Many parents report feeling older after having their first child. Which, all things considered, makes sense; sleepless nights, early mornings, and an overall increase in responsibility is likely to result in an extra gray hair or two. Interestingly, a new joint study conducted by the University of Wyoming and the Salvador Zubiran National Institute of Medical Sciences and Nutrition in Mexico City is flipping the script on this notion and suggesting that certain parents, more specifically obese mothers, can cause their children to age at an accelerated rate.
It’s been well established that obesity can put an individual at greater risk of diabetes and heart disease, while impairing one’s metabolism. However, after studying the offspring of obese rat mothers, the research team say the effects of maternal obesity can be passed down to subsequent generations, and accelerate the offspring’s rate of aging when it comes to metabolic problems.
The offspring of the obese rats were tracked throughout their lives, from puberty all the way into late adult life. They exhibited excess body fat and pre-diabetic signs at a very young age, such as a rise in insulin resistance.
Yes, they’re talking about rats, but do their conclusions differ from what you can see in your everyday life when looking at the obese?
The study’s co-leader has previously conducted research showing obese mothers damaging their kids even before they’re born!

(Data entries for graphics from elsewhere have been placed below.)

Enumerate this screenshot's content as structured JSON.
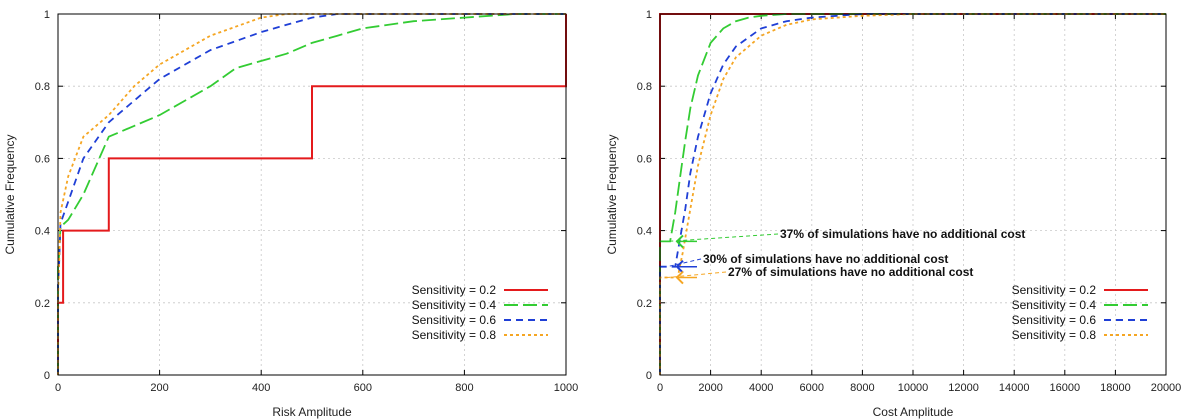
{
  "chart_data": [
    {
      "type": "line",
      "step": true,
      "xlabel": "Risk Amplitude",
      "ylabel": "Cumulative Frequency",
      "xlim": [
        0,
        1000
      ],
      "ylim": [
        0,
        1
      ],
      "xticks": [
        "0",
        "200",
        "400",
        "600",
        "800",
        "1000"
      ],
      "yticks": [
        "0",
        "0.2",
        "0.4",
        "0.6",
        "0.8",
        "1"
      ],
      "grid": true,
      "legend_position": "bottom-right",
      "series": [
        {
          "name": "Sensitivity = 0.2",
          "color": "#e41a1c",
          "dash": "solid",
          "x": [
            0,
            0,
            10,
            10,
            100,
            100,
            500,
            500,
            1000,
            1000
          ],
          "y": [
            0,
            0.2,
            0.2,
            0.4,
            0.4,
            0.6,
            0.6,
            0.8,
            0.8,
            1.0
          ]
        },
        {
          "name": "Sensitivity = 0.4",
          "color": "#33cc33",
          "dash": "long",
          "x": [
            0,
            0,
            2,
            5,
            20,
            50,
            100,
            150,
            200,
            300,
            350,
            450,
            500,
            550,
            600,
            700,
            800,
            900,
            1000
          ],
          "y": [
            0,
            0.3,
            0.33,
            0.41,
            0.43,
            0.5,
            0.66,
            0.69,
            0.72,
            0.8,
            0.85,
            0.89,
            0.92,
            0.94,
            0.96,
            0.98,
            0.99,
            1.0,
            1.0
          ]
        },
        {
          "name": "Sensitivity = 0.6",
          "color": "#1f3fd6",
          "dash": "medium",
          "x": [
            0,
            0,
            2,
            5,
            20,
            50,
            100,
            150,
            200,
            300,
            400,
            450,
            500,
            550,
            600,
            1000
          ],
          "y": [
            0,
            0.25,
            0.3,
            0.42,
            0.48,
            0.6,
            0.7,
            0.76,
            0.82,
            0.9,
            0.95,
            0.97,
            0.99,
            1.0,
            1.0,
            1.0
          ]
        },
        {
          "name": "Sensitivity = 0.8",
          "color": "#f5a623",
          "dash": "dotted",
          "x": [
            0,
            0,
            2,
            5,
            20,
            50,
            100,
            150,
            200,
            300,
            400,
            450,
            500,
            1000
          ],
          "y": [
            0,
            0.22,
            0.3,
            0.45,
            0.55,
            0.66,
            0.72,
            0.8,
            0.86,
            0.94,
            0.99,
            1.0,
            1.0,
            1.0
          ]
        }
      ]
    },
    {
      "type": "line",
      "step": true,
      "xlabel": "Cost Amplitude",
      "ylabel": "Cumulative Frequency",
      "xlim": [
        0,
        20000
      ],
      "ylim": [
        0,
        1
      ],
      "xticks": [
        "0",
        "2000",
        "4000",
        "6000",
        "8000",
        "10000",
        "12000",
        "14000",
        "16000",
        "18000",
        "20000"
      ],
      "yticks": [
        "0",
        "0.2",
        "0.4",
        "0.6",
        "0.8",
        "1"
      ],
      "grid": true,
      "legend_position": "bottom-right",
      "series": [
        {
          "name": "Sensitivity = 0.2",
          "color": "#e41a1c",
          "dash": "solid",
          "x": [
            0,
            0,
            20000
          ],
          "y": [
            0,
            1.0,
            1.0
          ]
        },
        {
          "name": "Sensitivity = 0.4",
          "color": "#33cc33",
          "dash": "long",
          "x": [
            0,
            0,
            400,
            600,
            800,
            1000,
            1200,
            1500,
            2000,
            2500,
            3000,
            3500,
            4000,
            5000,
            6000,
            20000
          ],
          "y": [
            0,
            0.37,
            0.37,
            0.45,
            0.55,
            0.65,
            0.74,
            0.83,
            0.92,
            0.96,
            0.98,
            0.99,
            0.995,
            1.0,
            1.0,
            1.0
          ]
        },
        {
          "name": "Sensitivity = 0.6",
          "color": "#1f3fd6",
          "dash": "medium",
          "x": [
            0,
            0,
            600,
            800,
            1000,
            1200,
            1500,
            2000,
            2500,
            3000,
            4000,
            5000,
            6000,
            7000,
            8000,
            20000
          ],
          "y": [
            0,
            0.3,
            0.3,
            0.38,
            0.46,
            0.56,
            0.66,
            0.78,
            0.86,
            0.91,
            0.96,
            0.98,
            0.99,
            0.995,
            1.0,
            1.0
          ]
        },
        {
          "name": "Sensitivity = 0.8",
          "color": "#f5a623",
          "dash": "dotted",
          "x": [
            0,
            0,
            700,
            900,
            1100,
            1300,
            1500,
            2000,
            2500,
            3000,
            4000,
            5000,
            6000,
            8000,
            10000,
            20000
          ],
          "y": [
            0,
            0.27,
            0.27,
            0.34,
            0.42,
            0.5,
            0.58,
            0.72,
            0.82,
            0.88,
            0.94,
            0.97,
            0.985,
            0.995,
            1.0,
            1.0
          ]
        }
      ],
      "annotations": [
        {
          "text": "37% of simulations have no additional cost",
          "color": "#33cc33",
          "x": 0,
          "y": 0.37
        },
        {
          "text": "30% of simulations have no additional cost",
          "color": "#1f3fd6",
          "x": 0,
          "y": 0.3
        },
        {
          "text": "27% of simulations have no additional cost",
          "color": "#f5a623",
          "x": 0,
          "y": 0.27
        }
      ]
    }
  ]
}
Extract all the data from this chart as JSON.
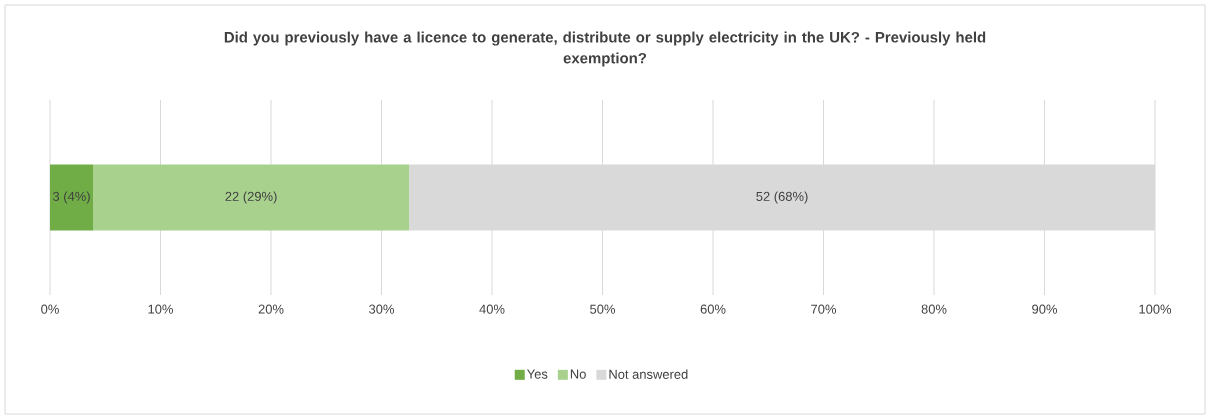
{
  "chart_data": {
    "type": "bar",
    "orientation": "horizontal",
    "stacked": true,
    "title": "Did you previously have a licence to generate, distribute or supply electricity in the UK?  - Previously held exemption?",
    "categories": [
      null
    ],
    "series": [
      {
        "name": "Yes",
        "color": "#70ad47",
        "values": [
          3.9
        ],
        "value_labels": [
          "3 (4%)"
        ]
      },
      {
        "name": "No",
        "color": "#a9d18e",
        "values": [
          28.6
        ],
        "value_labels": [
          "22 (29%)"
        ]
      },
      {
        "name": "Not answered",
        "color": "#d9d9d9",
        "values": [
          67.5
        ],
        "value_labels": [
          "52 (68%)"
        ]
      }
    ],
    "xlim": [
      0,
      100
    ],
    "xticks": [
      {
        "value": 0,
        "label": "0%"
      },
      {
        "value": 10,
        "label": "10%"
      },
      {
        "value": 20,
        "label": "20%"
      },
      {
        "value": 30,
        "label": "30%"
      },
      {
        "value": 40,
        "label": "40%"
      },
      {
        "value": 50,
        "label": "50%"
      },
      {
        "value": 60,
        "label": "60%"
      },
      {
        "value": 70,
        "label": "70%"
      },
      {
        "value": 80,
        "label": "80%"
      },
      {
        "value": 90,
        "label": "90%"
      },
      {
        "value": 100,
        "label": "100%"
      }
    ],
    "grid": "x",
    "legend": "bottom"
  }
}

“These new findings add to the accumulating evidence for the influence of conditions in the womb and early life on the offspring’s health and susceptibility to diseases throughout life,” comments study co-leader Peter Nathanielsz, of the University of Wyoming Pregnancy and Life Course Health Center, in a release.
Nathanielsz has also conducted previous research indicating children of obese mothers who are exposed to a high-fat, high-sugar diet while in the womb can develop a “fatty liver” as a fetus, putting the child at an elevated risk of obesity and subsequent cardiovascular and metabolic disorders.
The more researchers look into overweight and obese mothers, the clearer it is that there are no upsides to being a fat parent and plenty of serious downsides.
It’s not just that they pass on their unhealthy and addiction-based eating habits to their kids — they also damage their children’s health. Overweight parents, especially overweight mothers, are setting their kids up for failure.
This is a form of child abuse that has devastating health and social consequences.
What are little kids supposed to do? Cook their own meals and get a gym membership on their own?
They are their fat parents’ victims. The ones that try to fight off the fattening usually end up with serious eating disorders because they really don’t know what they’re supposed to do in order to not get fat.
Allowing overweight people to reproduce is really no different than allowing meth addicts to become parents.
Unless they fix their serious addiction problems first, they shouldn’t be anywhere near children.